Poetry Ireland and the Irish Writers Centre return to Boston for the third year with Bualadh BOSton, a boutique literature festival that brings together some of Ireland’s finest contemporary writers in historic Boston, the capital of Irish America.
Mary Cregan speaks to Catriona Crowe about her memoir The Scar: A Personal History of Depression and Recovery, a graceful and penetrating memoir interweaving the author’s descent into depression with a medical and cultural history of this illness. At the age of twenty-seven, married, living in New York, and working in book design, Mary Cregan gives birth to her first child, a daughter she names Anna. But it’s apparent that something is terribly wrong, and two days later, Anna dies—plunging Cregan into suicidal despair.

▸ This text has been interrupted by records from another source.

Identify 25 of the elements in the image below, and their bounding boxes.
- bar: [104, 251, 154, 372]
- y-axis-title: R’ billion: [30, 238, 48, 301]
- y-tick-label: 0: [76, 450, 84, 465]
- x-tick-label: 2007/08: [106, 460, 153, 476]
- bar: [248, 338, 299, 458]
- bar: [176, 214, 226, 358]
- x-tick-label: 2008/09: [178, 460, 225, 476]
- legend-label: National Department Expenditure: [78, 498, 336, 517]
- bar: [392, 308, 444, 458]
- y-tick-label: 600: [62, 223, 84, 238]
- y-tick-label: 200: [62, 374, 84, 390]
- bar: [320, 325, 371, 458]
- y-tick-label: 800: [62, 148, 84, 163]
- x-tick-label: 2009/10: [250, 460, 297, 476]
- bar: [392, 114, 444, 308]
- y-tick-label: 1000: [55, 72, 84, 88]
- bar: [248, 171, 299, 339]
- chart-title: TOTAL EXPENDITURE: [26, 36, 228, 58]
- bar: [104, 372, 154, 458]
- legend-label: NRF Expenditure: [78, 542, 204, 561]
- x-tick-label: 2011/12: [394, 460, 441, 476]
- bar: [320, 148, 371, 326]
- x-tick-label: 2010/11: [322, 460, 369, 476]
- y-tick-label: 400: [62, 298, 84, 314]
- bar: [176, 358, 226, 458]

Decades later, sustained by her work, a second marriage, and a son, Cregan reflects on this pivotal experience and attempts to make sense of it.
Perceptive, intimate, and elegantly written, The Scar vividly depicts the pain and ongoing stigma of clinical depression, giving greater insight into its management and offering hope for those who are suffering.
Catriona Crowe is former Head of Special Projects at the National Archives of Ireland. She was Manager of the Census Online Project, which placed the Irish 1901 and 1911 censuses online free to access. She is a member of the Royal Irish Academy.
‘What makes the book stand out is the sheer clarity of the writing, the personal fragility and the wrestling with demons emerging here with a kind of grace, a hard-won heroism.”